We could replace the first example of the readme with a prompt that has more chances of generating similar results in general. However, so far, with my own little experiments, it has almost always been more useful to add interpolations as an after-the-fact tweak to get a result closer to what I want, as opposed to starting with a prompt using interpolations.

You can get interesting and unexpected results by starting with interpolation in a prompt, but it's unclear to me how easy this is to control. In the end, I think one of the best analogies to prompt interpolation is a kind of smoother prompt editing.

One workflow I see may be a good fit for this is, once you have some prompt editing in place in your prompt, you can consider interpolation for finer editing control.

ljleb commented 1 year ago

For what it's worth, I just got 1 or 2 good outputs in 10 after 15 minutes of prompting, using close-up, face of a [lion: bird: girl:, .2, .4] as a prompt and keeping the seed random.

Here's one of the results I got:

ezgif com-gif-maker(5)

close-up, face of a [lion: bird: girl:, .15, .4]
Negative prompt: art by bad-image-v2-11000
Steps: 30, Sampler: DPM++ 2M Karras, CFG scale: 7, Seed: 430583269, Size: 512x512, Model hash: 0873291ac5, ENSD: 31337

In case you intend to reproduce this image: the model I used for this one is AbyssOrangeMix2_nsfw. You will find the bad-image-v2-11000 TI here: https://huggingface.co/Xynon/models/blob/main/experimentals/TI/bad-image-v2-11000.pt

vladmandic commented 1 year ago

thanks for all the notes. and lets ignore the complex prompts with multiple keywords/subjects. what puzzles me is that depending if a) xformers are enabled, b) which sampler is used i get results which are moving a-> b or a<- b for the same prompt.

ljleb commented 1 year ago

Xformers are notorious to make the generation process non-deterministic. IIUC you should get better results without them. I'm not sure why you are getting results that go in the opposite direction, I'd love to see the gif play out for this one to be honest 😅

Edit: ah the gif you shared above actually does this. excuse my oversight. I'll try to see if I can reproduce on my side.

ljleb commented 1 year ago

Alright, so I reproduced your gif. I step-debugged into the code and made sure every intermediate embedding was properly following the expected linear interpolation curve, by looking at the first dimension that was different in all 3 embeddings.

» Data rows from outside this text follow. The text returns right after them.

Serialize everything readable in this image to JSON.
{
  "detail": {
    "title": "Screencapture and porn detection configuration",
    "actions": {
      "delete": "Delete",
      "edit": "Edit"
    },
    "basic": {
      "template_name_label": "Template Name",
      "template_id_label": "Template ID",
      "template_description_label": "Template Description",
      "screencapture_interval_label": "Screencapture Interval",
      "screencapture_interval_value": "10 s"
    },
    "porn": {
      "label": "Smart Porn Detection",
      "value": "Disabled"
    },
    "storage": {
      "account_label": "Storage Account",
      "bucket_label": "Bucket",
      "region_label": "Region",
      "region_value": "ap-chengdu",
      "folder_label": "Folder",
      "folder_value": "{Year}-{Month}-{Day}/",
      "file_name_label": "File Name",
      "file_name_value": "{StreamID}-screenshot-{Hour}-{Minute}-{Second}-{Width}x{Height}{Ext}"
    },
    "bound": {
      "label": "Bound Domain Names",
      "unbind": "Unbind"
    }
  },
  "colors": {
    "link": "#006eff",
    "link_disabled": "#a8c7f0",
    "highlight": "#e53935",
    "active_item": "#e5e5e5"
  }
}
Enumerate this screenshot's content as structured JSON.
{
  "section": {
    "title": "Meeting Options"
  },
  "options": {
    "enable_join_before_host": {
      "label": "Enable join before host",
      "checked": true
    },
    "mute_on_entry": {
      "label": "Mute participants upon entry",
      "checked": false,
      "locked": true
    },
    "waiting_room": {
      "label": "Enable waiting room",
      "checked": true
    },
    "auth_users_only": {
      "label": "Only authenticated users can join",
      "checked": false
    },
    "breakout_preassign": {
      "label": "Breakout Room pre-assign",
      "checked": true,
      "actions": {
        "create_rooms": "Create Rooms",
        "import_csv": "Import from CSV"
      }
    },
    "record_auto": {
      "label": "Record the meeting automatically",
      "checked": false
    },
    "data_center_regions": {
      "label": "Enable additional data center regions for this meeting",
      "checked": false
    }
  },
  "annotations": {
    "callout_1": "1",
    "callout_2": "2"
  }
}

I know which embedding corresponds to which initial prompt because they are all passed together to the original get_learned_conditioning function:

image

Even though I haven't found any issue with the interpolation code, the image still seems to come back to lion after step 10.

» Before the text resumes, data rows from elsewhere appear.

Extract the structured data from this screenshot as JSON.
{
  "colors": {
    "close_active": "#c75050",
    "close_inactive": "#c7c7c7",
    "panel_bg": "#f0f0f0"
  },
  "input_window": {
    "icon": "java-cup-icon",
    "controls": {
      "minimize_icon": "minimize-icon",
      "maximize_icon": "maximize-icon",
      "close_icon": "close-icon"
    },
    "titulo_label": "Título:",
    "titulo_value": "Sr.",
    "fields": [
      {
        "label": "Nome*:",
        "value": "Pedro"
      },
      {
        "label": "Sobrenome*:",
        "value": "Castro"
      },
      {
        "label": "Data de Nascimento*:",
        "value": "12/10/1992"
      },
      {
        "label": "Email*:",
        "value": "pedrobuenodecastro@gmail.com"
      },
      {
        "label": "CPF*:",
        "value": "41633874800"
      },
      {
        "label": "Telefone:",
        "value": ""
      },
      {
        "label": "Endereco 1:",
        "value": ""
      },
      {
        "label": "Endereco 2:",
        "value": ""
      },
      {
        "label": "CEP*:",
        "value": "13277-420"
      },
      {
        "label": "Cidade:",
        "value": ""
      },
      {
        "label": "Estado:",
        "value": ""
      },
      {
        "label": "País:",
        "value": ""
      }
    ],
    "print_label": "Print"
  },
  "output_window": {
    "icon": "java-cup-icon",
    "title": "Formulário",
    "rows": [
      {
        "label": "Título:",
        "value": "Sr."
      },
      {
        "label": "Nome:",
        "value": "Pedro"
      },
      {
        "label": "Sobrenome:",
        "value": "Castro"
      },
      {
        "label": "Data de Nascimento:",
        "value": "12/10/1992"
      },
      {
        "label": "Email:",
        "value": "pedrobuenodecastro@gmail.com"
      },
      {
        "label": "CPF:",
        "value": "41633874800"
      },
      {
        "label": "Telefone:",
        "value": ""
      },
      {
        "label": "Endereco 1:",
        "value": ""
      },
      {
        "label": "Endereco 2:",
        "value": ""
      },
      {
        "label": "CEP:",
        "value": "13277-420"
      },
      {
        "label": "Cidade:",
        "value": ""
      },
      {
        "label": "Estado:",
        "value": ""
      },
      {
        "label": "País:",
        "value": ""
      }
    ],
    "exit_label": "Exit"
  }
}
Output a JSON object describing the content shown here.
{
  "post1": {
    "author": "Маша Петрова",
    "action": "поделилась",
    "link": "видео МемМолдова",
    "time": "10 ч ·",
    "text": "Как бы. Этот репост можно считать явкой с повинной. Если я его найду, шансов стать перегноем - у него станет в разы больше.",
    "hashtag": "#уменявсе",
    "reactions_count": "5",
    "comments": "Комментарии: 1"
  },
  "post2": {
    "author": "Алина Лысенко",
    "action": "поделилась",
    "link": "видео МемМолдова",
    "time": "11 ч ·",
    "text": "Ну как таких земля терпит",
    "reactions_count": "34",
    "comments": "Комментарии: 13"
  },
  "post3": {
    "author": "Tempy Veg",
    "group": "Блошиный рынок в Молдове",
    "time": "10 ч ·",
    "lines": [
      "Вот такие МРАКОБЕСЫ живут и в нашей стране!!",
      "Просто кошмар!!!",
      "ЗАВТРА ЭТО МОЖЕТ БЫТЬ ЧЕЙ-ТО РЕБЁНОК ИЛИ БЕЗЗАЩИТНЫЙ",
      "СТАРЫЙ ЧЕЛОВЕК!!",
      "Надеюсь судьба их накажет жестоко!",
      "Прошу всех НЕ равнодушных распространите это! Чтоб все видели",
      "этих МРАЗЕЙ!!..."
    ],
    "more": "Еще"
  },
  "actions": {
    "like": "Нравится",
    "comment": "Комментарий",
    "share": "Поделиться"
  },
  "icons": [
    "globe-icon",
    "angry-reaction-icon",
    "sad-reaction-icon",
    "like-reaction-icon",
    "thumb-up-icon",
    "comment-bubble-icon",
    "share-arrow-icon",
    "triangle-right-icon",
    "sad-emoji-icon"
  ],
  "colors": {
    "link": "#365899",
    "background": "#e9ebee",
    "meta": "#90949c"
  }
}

My understanding of this is that at step 8, the intermediate noisy images have passed through enough lion-ish sampler steps that after step 10 (so step 11), it is hard for the model to steer in another direction. For the exact image you used, simply putting the girl step number after 8 (so 9) instead of after 10 (so 11) seems to fix the bias (although, the result is not what I'd call pretty).

vladmandic commented 1 year ago

i get what you're saying, but it makes getting any sort of predictable results pretty much a trial & error. i was hoping to avoid rendering separate image per-frame to get a quick animation, but atm i don't think i can...

ljleb commented 1 year ago

I understand the issue you have with this behaviour. To be honest, it's a bit annoying for me as well because I'd love to be able to use interpolation in the way you are envisioning.

I just made a test with [[lion : bird : 7] : girl : 11]. No interpolations, just basic prompt editing, and I found a similar behaviour to the one you were describing earlier (i.e. embedding time travel, memory of earlier embeddings). Not sure if it's a bug from the webui or a feature of the sampler, or something else. I used DPM2 a for this one:

ezgif com-gif-maker(6)

Also I tried deleting my local prompt fusion extension folder, restarting the ui completely and then generating this image again. I got the same result.

vladmandic commented 1 year ago

thanks for the detailed investigation. not sure if anything else can be done? if not, feel free to close the issue.